To computationally identify the boundaries of the distinct portion of the S gene in the recombinant, the clean raw reads were remapped to the complete genome sequence of ahysx-1, which revealed evident overlapping read coverage across the boundaries (Fig. 1F). We also remapped the clean raw reads to the complete genome sequence of infectious bronchitis virus strain (KX252781) which had 98% sequence identity to ahysx-1 over the non-spike gene region, and the results indicated that there was high depth in the non-spike regions, but no sequence reads mapped to the S gene region (Supplemental Fig. 3). The clean raw reads were also mapped to the complete genome sequence of the representative minor parent (EU022526), which showed that few sequence reads mapped to the whole genome sequence, which may due to the low sequence similarity between ahysx-1 and EU022526. The remapping results demonstrated that the recombinant was present in the fecal sample.

To confirm the presence of the recombinant in the fecal samples, PCR screening was conducted on the 10 fecal samples that were included in the library, using two sets of nested primers designed based on the 1a and S regions of ahysx-1, respectively (primer sequences and PCR conditions are shown in Supplemental Table 1). The results indicated that only one sample was positive with both sets of primers (Supplemental Fig. 2), and Sanger sequencing of the resulting PCR products showed that they were identical to the corresponding fragments of ahysx-1.

Homologous recombination within the genome, especially within the S gene, is an important feature of the evolution of coronaviruses that can affect pathogenicity and even host specificity and tissue tropism. In the case of IBV, this has led to the emergence of several new serotypes [19, 20] and contributed to disease outbreaks in flocks. Most of the IBV recombinants reported previously resulted from recombination events occurring between different IBVs from chickens. In this study, although the non-spike regions showed high sequence similarity (98% identity) to IBV isolates from chickens, the S gene of the recombinant showed rather low similarity (58% identity) to IBV from chickens but higher similarity (> 75% identity) to turkey coronaviruses, suggesting that this recombinant might have the potential for cross-species transmission between chickens and turkeys.

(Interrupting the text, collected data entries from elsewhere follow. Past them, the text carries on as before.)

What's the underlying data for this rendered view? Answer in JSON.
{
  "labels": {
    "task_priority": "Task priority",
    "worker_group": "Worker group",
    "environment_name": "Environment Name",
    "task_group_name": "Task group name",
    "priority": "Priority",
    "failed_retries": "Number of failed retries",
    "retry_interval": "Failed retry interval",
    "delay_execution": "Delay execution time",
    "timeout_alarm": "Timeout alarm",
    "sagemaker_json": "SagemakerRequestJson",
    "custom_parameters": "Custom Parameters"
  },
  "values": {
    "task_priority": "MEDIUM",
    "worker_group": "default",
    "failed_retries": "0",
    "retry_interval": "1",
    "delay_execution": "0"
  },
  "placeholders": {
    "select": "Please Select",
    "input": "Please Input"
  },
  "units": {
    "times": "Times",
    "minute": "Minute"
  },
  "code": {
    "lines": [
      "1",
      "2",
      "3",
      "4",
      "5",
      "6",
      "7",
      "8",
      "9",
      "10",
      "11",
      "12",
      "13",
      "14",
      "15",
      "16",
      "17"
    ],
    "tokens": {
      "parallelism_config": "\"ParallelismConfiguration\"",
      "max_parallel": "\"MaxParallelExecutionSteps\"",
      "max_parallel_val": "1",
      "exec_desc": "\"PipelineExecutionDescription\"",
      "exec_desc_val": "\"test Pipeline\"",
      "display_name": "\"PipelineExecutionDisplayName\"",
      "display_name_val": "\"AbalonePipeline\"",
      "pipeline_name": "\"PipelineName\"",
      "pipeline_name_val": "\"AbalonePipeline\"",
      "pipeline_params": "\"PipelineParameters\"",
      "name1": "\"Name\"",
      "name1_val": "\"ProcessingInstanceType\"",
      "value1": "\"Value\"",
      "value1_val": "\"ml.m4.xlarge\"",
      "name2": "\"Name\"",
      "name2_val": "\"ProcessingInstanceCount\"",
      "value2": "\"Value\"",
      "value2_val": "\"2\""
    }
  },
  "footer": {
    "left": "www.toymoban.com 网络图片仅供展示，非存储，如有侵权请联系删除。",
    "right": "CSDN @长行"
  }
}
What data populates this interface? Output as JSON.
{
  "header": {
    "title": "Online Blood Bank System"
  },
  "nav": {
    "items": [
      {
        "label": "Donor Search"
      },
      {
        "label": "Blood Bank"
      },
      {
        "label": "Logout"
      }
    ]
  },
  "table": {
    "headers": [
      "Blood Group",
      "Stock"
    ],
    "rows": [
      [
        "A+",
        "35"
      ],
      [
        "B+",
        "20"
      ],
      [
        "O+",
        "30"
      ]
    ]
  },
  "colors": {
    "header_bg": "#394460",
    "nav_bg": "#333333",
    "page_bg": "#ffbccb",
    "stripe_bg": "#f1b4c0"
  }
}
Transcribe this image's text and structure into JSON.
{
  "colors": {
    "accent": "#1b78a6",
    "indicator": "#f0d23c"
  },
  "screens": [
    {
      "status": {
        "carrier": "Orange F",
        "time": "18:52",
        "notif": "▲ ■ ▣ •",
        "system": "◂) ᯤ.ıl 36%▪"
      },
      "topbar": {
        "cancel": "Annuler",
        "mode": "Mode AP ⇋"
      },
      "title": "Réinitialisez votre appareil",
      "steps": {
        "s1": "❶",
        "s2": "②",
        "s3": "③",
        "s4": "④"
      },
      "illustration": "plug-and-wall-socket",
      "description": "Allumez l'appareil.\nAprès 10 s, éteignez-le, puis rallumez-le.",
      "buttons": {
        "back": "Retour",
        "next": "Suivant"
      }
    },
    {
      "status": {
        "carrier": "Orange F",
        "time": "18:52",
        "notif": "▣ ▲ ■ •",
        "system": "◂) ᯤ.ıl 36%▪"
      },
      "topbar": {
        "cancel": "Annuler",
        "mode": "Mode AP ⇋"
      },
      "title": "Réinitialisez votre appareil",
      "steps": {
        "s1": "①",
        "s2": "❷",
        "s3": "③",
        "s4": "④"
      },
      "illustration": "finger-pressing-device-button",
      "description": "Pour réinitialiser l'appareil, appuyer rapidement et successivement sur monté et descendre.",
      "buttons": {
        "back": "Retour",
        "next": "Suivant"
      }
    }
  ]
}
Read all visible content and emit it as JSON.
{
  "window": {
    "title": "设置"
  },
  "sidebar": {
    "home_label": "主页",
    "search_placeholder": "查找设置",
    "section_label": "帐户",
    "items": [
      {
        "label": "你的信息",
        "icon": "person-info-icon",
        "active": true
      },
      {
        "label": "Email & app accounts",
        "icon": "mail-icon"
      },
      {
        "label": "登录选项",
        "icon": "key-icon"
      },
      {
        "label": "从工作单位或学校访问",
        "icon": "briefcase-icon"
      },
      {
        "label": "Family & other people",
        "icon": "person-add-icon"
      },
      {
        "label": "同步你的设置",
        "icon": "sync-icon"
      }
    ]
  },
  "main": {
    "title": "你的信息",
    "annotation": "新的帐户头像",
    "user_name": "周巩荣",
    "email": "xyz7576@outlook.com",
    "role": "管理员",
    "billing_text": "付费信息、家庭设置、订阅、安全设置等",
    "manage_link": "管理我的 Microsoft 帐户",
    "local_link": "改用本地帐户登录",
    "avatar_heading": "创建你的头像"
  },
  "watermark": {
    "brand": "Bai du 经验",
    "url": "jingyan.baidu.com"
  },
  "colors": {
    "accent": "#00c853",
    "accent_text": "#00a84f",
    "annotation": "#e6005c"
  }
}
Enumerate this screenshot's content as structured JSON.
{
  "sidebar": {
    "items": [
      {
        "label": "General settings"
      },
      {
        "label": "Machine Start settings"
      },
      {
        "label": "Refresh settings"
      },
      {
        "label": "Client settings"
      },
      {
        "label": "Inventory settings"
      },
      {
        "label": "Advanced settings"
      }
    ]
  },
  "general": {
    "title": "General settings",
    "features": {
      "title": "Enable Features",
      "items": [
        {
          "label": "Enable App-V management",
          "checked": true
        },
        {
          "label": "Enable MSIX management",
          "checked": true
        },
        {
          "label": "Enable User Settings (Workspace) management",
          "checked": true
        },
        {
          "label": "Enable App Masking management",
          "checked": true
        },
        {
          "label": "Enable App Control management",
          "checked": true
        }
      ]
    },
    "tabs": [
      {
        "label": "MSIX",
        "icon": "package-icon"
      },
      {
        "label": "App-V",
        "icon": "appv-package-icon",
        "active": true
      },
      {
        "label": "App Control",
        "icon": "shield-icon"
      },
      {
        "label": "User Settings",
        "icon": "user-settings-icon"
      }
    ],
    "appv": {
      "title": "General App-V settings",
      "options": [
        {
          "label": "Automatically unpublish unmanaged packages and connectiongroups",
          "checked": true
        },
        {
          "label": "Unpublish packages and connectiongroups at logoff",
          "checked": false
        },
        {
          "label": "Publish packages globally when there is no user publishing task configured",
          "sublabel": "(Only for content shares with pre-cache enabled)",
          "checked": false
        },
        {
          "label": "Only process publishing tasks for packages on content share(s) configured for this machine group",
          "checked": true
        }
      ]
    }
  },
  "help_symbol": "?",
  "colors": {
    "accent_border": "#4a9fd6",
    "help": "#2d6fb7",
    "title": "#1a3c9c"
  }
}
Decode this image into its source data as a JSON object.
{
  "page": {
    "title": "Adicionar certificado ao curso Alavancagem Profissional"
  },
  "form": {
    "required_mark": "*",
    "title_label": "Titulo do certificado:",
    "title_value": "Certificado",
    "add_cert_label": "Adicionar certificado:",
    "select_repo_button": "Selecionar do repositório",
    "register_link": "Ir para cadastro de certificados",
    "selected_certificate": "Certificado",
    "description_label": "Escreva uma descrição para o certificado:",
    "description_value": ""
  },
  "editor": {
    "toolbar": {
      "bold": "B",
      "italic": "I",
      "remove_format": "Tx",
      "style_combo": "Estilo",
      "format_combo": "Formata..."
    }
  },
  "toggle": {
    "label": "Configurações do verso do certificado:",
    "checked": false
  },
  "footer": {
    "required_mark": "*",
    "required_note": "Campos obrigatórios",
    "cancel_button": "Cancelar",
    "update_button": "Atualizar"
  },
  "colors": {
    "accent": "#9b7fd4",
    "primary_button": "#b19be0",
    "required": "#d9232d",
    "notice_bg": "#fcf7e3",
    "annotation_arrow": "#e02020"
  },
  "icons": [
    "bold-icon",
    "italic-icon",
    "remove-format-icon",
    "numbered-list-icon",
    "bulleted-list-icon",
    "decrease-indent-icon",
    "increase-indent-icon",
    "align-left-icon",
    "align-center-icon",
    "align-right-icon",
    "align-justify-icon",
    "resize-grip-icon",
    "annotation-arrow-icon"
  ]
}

In summary, we have identified a recombinant IBV strain from a healthy chicken that contained a distinct S gene similar to those of turkey isolates. The putative recombination event was verified by phylogenetic analysis and analysis using the RDP4.0 program. Whether this recombinant IBV strain is pathogenic and whether it can cause cross-species infection between chickens and turkeys needs further investigation.